A commonly applied analogy to offensive play is the hand. If one digit is out of place, it can't make a fist. With left tackle Tyler Johnstone sustaining a season-ending knee injury this week, the Oregon Ducks need a quick remedy in order to knuckle up for the start of the season.
Johnstone is a preseason All-America candidate, two-year starter and was to be the cornerstone of the Pac-12's most seasoned offensive line.
But in reinjuring the knee that sidelined him throughout the offseason, Johnstone leaves Oregon with a tremendous void that head coach Mark Helfrich and his staff must fill quickly.
This setback is obviously significant for the Ducks offense. However, Johnstone's absence from spring practices lessens the learning curve somewhat for junior Andre Yruretagoyena, who practiced with the first string in April.
Now playing a role as Oregon's "left tackle coach," as he described to Tyson Alger of The Oregonian, Johnstone hopes to help Yruretagoyena through the process.
"He wanted to earn a spot for himself on the O-line and I think that's the thing that's difficult for him," Johnstone said. "He didn't want it to happen this way. He's going to jump at the opportunity, though. I've had a couple of talks with him about how he's the guy now."

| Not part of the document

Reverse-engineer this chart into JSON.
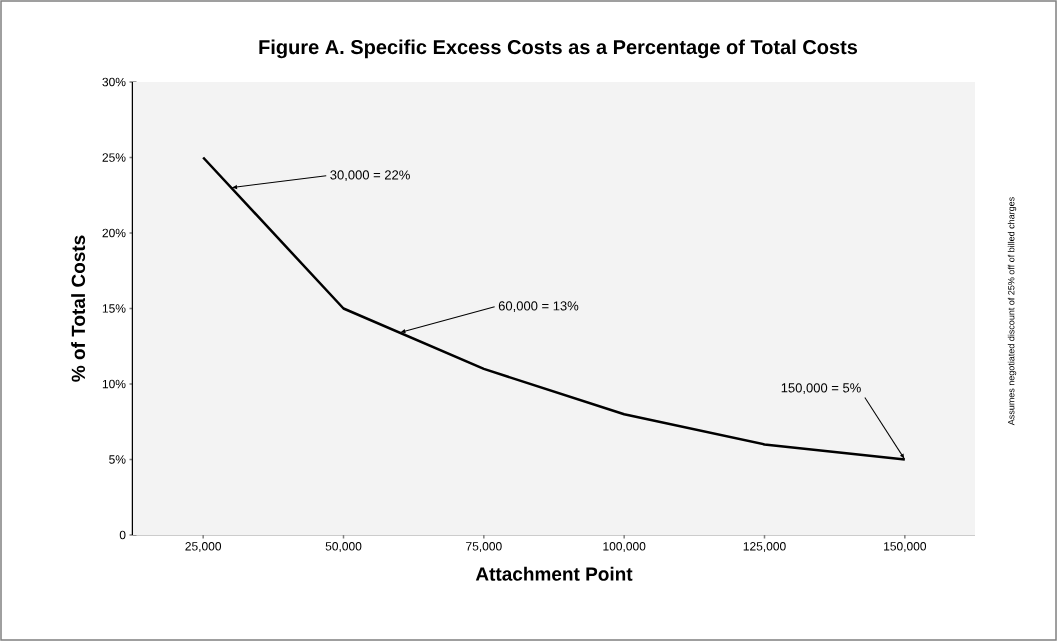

Johnstone's commitment to contributing off the field is no surprise to quarterback Marcus Mariota, as he told Ryan Thorburn of The Register-Guard.
"We understand that Tyler is going to do his best to contribute anyway he can," Mariota said. "He's one of our spiritual leaders, he's one of those guys who can really get guys going. He understands he can use his words to be powerful and mean a lot of things."
The Ducks need Johnstone's presence as a leader to help manifest in the presence of his replacements on the field. Yruretagoyena and Matt Pierson took on first-team repetitions in the spring while Johnstone recovered from the knee injury he suffered in last December's Alamo Bowl.
Even as Yruretagoyena settles into the top spot on the depth chart, offensive line coach Steve Greatwood told Alger, "Next week we'll starting moving some guys to different positions and build that depth across the board."
Johnstone was tasked with protecting Mariota's blind side, a role of paramount importance for the Ducks offense. Yruretagoyena is talented—he was a 4-star prospect coming into the program—and he's well-tenured within the program. The 2014 season is his fourth with the Ducks.
But Yruretagoyena's window for getting up to Johnstone's speed on game day is narrow. The Ducks host Michigan State in Week 2, a team that racked up 91 tackles for loss and ranked No. 2 nationally in rush defense a season ago.
Yruretagoyena will likely draw the most difficult assignment—preseason All-American defensive end Shilique Calhoun.
Oregon's new starting left tackle isn't without support. The other four returners across the Ducks front five logged starts a season ago. Hroniss Grasu, Jake Fisher and Hamani Stevens are seasoned veterans.
However, a dramatic shift in even just one position can have profound consequences—a reality the Ducks experienced firsthand last season.
While Mariota was playing through an injury of his own, the offensive line lost guard Mana Greig. Greig's absence threw freshman Cameron Hunt into the mix.
Hunt is now among the game-tested leaders of the Ducks' most experienced starting unit, but he did face struggles acclimating initially.
The hope for Yruretagoyena is that years of practicing in the system and backing up the Oregon starters have him prepared to hit the ground running—and he'll need to in order to help keep the Ducks offense running.